E´ imparare a lottare per essere pronto in quel momento, è il riuscire ha capire che il sacrificio di oggi servirà domani, il capire che l´impegno preso con i compagni va rispettato e questo ci insegna cos´è il senso del dovere, l´amicizia, la condivisione.
Questo avvicinarci al momento della verità, la settimana prima della partita, il giorno prima, la notte prima, quando cominciano ad assalirci i dubbi, quando ci rendiamo conto che potevamo fare di più o meglio, solo allora capiamo il valore di quanto abbiamo fatto e il tutto assume un senso.

Poi il giorno dopo non è che la diretta conseguenza del lavoro svolto nei mesi prima, esattamente come il giorno dell´esame, della laurea, della prova importante.
Questo ci deve insegnare lo sport.

Deve insegnarci a migliorare, non a vincere, ed attraverso i miglioramenti a renderci soddisfatti e sicuri di noi stessi, consapevoli che non esistono ostacoli insormontabili ma esistono metodi di allenamento e volontà di riuscita.
Sì, lo sport sarà lo strumento che tornerà a farci assaporare soddisfazioni che il tutto subito non può darci.

Sì, i Veterani della U.N.V.S. con la VEMS combatteranno e si impegneranno a 360° perché non c´è un altro modo per sconfiggere una mentalità drogata.

Noi vogliamo insegnare a conquistare le cose, la divisa, il fiato, l´amicizia e la stima dei compagni, noi vogliamo un pubblico che partecipi divertendosi, non che litighi in tribuna, perché lo vogliamo consapevole che l´importante non è, e non può essere, solo chi vince, ma chi ha lavorato duro per essere lì per guadagnare il rispetto.

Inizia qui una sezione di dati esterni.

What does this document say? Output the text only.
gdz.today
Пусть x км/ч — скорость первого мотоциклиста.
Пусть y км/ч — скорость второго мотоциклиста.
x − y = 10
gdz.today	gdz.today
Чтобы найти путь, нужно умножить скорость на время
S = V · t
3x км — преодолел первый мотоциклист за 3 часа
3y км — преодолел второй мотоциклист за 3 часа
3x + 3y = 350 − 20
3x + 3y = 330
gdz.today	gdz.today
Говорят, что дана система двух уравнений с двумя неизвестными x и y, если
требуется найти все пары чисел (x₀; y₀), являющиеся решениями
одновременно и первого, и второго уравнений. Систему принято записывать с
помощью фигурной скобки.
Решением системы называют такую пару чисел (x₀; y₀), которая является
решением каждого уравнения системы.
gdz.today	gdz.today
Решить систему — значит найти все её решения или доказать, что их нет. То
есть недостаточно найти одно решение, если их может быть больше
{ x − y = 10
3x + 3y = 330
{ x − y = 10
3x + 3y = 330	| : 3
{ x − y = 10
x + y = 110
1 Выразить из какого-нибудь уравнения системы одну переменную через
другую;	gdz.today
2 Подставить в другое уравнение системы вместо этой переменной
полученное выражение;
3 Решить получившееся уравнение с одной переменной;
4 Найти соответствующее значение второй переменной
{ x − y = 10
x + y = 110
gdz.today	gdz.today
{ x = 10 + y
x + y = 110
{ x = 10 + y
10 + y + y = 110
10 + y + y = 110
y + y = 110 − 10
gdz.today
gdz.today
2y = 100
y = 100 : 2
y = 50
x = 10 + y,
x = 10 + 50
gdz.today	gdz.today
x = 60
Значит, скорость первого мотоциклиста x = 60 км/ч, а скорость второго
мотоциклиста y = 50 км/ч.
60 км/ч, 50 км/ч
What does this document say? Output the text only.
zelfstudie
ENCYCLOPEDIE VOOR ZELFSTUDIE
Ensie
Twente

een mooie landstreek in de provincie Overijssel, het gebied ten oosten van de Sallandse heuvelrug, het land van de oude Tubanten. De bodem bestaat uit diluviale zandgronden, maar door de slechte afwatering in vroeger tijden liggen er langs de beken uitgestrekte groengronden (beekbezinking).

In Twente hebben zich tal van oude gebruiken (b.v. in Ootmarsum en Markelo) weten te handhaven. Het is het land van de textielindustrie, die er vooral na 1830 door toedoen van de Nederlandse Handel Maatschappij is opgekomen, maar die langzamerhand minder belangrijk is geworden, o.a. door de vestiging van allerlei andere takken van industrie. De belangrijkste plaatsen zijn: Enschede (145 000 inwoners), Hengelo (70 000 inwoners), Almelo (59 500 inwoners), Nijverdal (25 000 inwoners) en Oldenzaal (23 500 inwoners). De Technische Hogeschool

Il rispetto non è dato dai soldi, né dal potere, ma è dato dai comportamenti.
Si è temuti per il potere, si è adulati per il denaro ma si è rispettati - ricordiamoci e ricordiamolo sempre - per i comportamenti.

Il rispetto di una Nazione deve essere prima per gli Eroi, ma lo stesso rispetto dovranno avere tutti coloro i quali ovunque nel mondo compiono il loro dovere al servizio della comunità, e non per i soldi, non per sete di potere, ma per conquistarsi il rispetto dei propri cari, dei propri Amici, dei propri Amici di Associazione, ma sopratutto di se stessi.

Questa è la vittoria che la U.N.V.S. con i suoi Associati vuole conquistarsi, anche con l´impegno che la VEMS si è assunto.
La nostra vittoria non saranno i due punti, piuttosto saranno tanti Veterani meritevoli del rispetto guadagnato sul "Campo Sportivo" della Vita.